Mother of three-year-old is first person convicted of FGM in UK
Written by Hannah Summers and Rebecca Ratcliffe
Photograph: JoeDunckley/Getty Images
Ugandan woman from east London accused of mutilating daughter in 2017 cries in the dock after guilty verdict at Old Bailey.
The mother of three-year-old girl becomes first person found guilty of female genital mutilation (FGM) in the UK in a landmark case welcomed by campaigners.
The Ugandan woman, 37, and her Ghanaian partner, 43, both from Walthamstow, east London, were accused of cutting their daughter over the 2017 summer bank holiday.
While the parents were on bail, police searched the mother’s home and found evidence of witchcraft, including spells aimed at silencing professionals involved in the case.
Police found 40 frozen limes containing spells aimed at silencing police, social workers officers and lawyers.
Photograph: Metropolitan police/PA
The defendants, who cannot be identified for legal reasons, denied FGM and an alternative charge of failing to protect a girl from risk of genital mutilation. The mother cried in the dock as she was found guilty of FGM after the Old Bailey jury deliberated for less than a day. Her partner was cleared of all charges. FGM was made illegal in the UK more than three decades ago but prosecutors have struggled to secure a conviction.

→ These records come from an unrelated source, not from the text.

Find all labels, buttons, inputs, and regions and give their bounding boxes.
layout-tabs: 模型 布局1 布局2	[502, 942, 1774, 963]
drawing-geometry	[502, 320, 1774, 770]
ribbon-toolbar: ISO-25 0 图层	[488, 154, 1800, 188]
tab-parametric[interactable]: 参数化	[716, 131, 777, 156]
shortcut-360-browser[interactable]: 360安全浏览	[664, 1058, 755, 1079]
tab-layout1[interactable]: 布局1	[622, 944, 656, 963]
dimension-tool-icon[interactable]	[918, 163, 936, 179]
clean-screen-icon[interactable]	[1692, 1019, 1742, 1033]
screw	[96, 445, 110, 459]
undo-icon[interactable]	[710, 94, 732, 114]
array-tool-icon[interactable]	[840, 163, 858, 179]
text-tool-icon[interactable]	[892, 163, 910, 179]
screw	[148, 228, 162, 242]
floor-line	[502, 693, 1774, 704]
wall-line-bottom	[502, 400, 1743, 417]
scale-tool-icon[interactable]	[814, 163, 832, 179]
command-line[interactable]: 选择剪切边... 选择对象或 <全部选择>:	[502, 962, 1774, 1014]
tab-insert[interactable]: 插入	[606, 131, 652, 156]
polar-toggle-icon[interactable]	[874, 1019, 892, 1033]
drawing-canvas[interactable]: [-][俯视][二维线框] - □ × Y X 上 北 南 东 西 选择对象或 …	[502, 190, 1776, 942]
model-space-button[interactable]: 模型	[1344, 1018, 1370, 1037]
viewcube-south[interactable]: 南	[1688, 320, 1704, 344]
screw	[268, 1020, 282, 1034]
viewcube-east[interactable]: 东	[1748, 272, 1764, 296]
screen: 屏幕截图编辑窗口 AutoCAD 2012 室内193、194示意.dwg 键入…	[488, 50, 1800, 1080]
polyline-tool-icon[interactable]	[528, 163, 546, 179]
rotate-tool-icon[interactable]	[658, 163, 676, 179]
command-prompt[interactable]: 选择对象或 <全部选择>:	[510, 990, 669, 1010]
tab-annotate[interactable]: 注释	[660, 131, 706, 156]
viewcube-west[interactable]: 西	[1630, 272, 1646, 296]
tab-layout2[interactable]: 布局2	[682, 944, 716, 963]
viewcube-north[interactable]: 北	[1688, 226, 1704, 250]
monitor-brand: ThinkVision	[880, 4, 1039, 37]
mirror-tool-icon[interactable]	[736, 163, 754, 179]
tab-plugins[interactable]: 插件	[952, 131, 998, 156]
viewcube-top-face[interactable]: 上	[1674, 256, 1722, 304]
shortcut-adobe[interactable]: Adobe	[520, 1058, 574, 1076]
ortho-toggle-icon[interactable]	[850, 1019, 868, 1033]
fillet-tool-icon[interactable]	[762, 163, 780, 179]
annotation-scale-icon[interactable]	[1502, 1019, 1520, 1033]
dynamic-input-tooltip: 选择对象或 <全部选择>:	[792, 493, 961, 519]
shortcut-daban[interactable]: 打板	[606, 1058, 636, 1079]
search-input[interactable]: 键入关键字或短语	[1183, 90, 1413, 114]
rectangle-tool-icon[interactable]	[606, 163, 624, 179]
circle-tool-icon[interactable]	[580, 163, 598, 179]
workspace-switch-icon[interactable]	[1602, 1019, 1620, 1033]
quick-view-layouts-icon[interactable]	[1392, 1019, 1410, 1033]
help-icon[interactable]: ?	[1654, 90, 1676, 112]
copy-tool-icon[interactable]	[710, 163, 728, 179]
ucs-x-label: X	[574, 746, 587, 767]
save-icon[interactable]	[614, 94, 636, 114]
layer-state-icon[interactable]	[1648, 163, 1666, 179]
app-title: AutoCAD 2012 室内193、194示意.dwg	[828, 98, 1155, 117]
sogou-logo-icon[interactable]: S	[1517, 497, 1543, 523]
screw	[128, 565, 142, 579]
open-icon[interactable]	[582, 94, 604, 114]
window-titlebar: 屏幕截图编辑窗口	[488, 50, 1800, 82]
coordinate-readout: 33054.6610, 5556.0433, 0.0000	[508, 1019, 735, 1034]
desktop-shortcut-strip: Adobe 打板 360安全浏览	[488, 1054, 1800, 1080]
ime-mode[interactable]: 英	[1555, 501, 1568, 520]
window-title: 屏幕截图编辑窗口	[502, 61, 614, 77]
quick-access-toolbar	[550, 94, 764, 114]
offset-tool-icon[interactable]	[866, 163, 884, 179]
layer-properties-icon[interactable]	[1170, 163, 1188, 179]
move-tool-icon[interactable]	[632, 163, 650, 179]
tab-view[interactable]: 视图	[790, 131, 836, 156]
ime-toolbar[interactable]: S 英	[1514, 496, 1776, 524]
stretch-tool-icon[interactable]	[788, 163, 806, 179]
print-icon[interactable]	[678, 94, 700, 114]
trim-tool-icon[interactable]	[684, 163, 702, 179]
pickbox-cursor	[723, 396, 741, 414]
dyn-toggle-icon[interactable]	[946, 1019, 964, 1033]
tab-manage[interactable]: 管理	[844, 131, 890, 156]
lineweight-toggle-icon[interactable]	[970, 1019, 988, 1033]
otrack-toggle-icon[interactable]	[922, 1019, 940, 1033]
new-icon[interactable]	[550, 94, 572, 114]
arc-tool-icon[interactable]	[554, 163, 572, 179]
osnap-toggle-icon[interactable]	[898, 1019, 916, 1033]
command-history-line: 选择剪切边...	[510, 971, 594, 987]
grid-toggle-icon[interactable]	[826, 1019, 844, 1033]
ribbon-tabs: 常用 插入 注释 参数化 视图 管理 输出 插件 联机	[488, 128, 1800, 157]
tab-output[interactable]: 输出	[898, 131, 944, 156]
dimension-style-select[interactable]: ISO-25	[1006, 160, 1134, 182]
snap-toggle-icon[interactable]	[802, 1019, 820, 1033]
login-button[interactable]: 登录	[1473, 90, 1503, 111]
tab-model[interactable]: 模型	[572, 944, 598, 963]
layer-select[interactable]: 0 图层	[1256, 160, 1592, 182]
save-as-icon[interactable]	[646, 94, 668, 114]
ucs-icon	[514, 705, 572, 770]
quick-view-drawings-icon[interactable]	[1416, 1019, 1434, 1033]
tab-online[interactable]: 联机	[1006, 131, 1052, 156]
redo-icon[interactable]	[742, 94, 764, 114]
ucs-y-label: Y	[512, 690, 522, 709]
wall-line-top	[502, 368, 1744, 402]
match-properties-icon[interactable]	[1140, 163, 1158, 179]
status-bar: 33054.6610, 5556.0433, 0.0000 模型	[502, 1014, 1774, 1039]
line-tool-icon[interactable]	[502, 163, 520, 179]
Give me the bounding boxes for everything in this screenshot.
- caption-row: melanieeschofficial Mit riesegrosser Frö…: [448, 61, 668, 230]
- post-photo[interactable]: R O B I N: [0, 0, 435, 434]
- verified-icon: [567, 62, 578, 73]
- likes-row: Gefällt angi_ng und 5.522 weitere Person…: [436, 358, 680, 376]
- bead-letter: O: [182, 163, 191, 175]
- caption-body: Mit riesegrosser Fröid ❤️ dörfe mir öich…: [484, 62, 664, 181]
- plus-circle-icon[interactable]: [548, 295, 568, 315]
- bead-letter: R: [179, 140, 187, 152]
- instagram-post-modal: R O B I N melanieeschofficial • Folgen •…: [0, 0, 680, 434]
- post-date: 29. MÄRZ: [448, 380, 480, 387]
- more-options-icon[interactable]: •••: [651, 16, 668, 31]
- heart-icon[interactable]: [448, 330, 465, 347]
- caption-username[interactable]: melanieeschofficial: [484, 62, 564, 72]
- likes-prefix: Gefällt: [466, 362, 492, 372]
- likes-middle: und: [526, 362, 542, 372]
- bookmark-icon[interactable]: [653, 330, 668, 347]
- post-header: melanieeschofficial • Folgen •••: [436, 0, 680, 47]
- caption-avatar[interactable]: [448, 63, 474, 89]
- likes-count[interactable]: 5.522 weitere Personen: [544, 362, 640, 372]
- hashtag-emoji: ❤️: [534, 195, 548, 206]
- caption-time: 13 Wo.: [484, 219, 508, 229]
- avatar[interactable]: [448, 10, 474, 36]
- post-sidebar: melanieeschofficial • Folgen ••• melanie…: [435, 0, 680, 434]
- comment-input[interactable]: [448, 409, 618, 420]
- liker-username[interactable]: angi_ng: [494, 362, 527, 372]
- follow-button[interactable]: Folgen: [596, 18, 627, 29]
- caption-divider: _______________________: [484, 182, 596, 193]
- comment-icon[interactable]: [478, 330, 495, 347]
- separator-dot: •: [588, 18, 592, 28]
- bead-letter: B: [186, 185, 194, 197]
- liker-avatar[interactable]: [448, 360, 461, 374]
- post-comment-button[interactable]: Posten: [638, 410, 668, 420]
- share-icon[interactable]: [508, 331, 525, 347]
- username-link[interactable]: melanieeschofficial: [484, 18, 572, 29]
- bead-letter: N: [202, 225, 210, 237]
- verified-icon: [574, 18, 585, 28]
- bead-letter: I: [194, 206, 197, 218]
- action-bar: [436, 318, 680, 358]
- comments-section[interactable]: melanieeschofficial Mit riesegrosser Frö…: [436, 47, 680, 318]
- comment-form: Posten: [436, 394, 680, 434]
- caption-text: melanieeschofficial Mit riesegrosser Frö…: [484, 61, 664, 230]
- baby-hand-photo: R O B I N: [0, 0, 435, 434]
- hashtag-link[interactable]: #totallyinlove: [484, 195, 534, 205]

Lynette Woodrow, of the Crown Prosecution Service, said: “We can only imagine how much pain this vulnerable young girl suffered and how terrified she was. A three-year-old has no power to resist or fight back.
“Her mother then coached her to lie to the police so she wouldn’t get caught but this ultimately failed. We will not hesitate to prosecute those who commit this sickening offence.”
The National Police Chiefs’ Council (NPCC) lead for FGM, Commander Ivan Balhatchet, said: “We have always been clear that prosecutions alone will not stop this abuse, however this guilty verdict sends a strong message that police will make every effort possible to pursue those committing this heinous crime.”
Campaigners said they hoped the conviction would encourage other victims to report the crime.
Aneeta Prem, the founder of Freedom Charity, said: “It will give victims the confidence to come forward … It will give police forces, social services, teachers, frontline midwives the expectation that something can finally succeed.”
There have been three other trials involving FGM – two in London and one in Bristol – all of which ended in acquittals. The crime carries a maximum prison sentence of 14 years.
The judge, Philippa Whipple, warned of a “lengthy” jail term as she remanded the woman in custody to be sentenced on 8 March. She told her: “You have been found guilty of a serious offence against your daughter.”
The two defendants were jointly accused of subjecting the girl to FGM by “deliberate cutting with a sharp instrument” at her mother’s home in the presence of her father. Medics raised the alarm when the girl was taken to Whipps Cross hospital in north London with severe bleeding and a surgeon concluded the child had been cut with a scalpel.
The defendants claimed their daughter had been reaching for a biscuit when she fell and cut herself on the edge of a kitchen cupboard. Medical experts confirmed the cause of her injuries were consistent with cutting rather than a fall.
The victim later told specially trained officers during a series of video interviews played to the court that she had been cut by a “witch”.
Leethen Bartholomew, the head of the National FGM Centre, said he hoped grassroots campaign groups would be given more support to train professionals.
“We know that FGM happens here in the UK and we didn’t need a conviction to prove that,” he said. “There is still a lack of services for survivors of FGM,” he said, adding that the victim in the case must be given continual support.
Charlotte Proudman, a leading barrister who specialises in FGM, told the Guardian: “The conviction is hugely significant, securing justice for the girl but also in sending a strong message that this crime will not be tolerated.”
She questioned if health workers were fulfilling their mandatory reporting duties, and highlighted a legal loophole that meant professionals only had to report cases in which children had already undergone FGM, rather than those also deemed to be at risk.
Leyla Hussein, a social activist and survivor of FGM, said she had mixed emotions about the conviction.
“We are sending out a strong message that children now come first,” she said. “However, the sad thing is we could have helped that mother. That could have easily been me because 17 years ago I did not understand that FGM was wrong.”
Hussein, who was born in Somalia and later emigrated to the UK, said it was not until she was 21 and her own daughter was two months old that a practice nurse raised the issue of her FGM.
“It’s positive this girl got justice but as an FGM survivor I can’t help thinking the system failed her. Her mother has committed a crime and we need to be honest about that. But she could have been informed about FGM through her GP or midwife.”
She explained: “My daughter was at risk, I was that mother. But a brilliant health professional did her job so I made sure my daughter wasn’t cut. So I’m blaming teachers, health professionals and the whole system which has failed this child who will live with FGM for the rest of her life.”
There are an estimated 137,000 women and girls living with FGM in England and Wales according to City University. The Home Office has identified women from countries including Somalia, Kenya, Ethiopia and Nigeria as most at risk.
There have been 298 FGM protection orders issued since they were first introduced in 2015 to safeguard those at risk.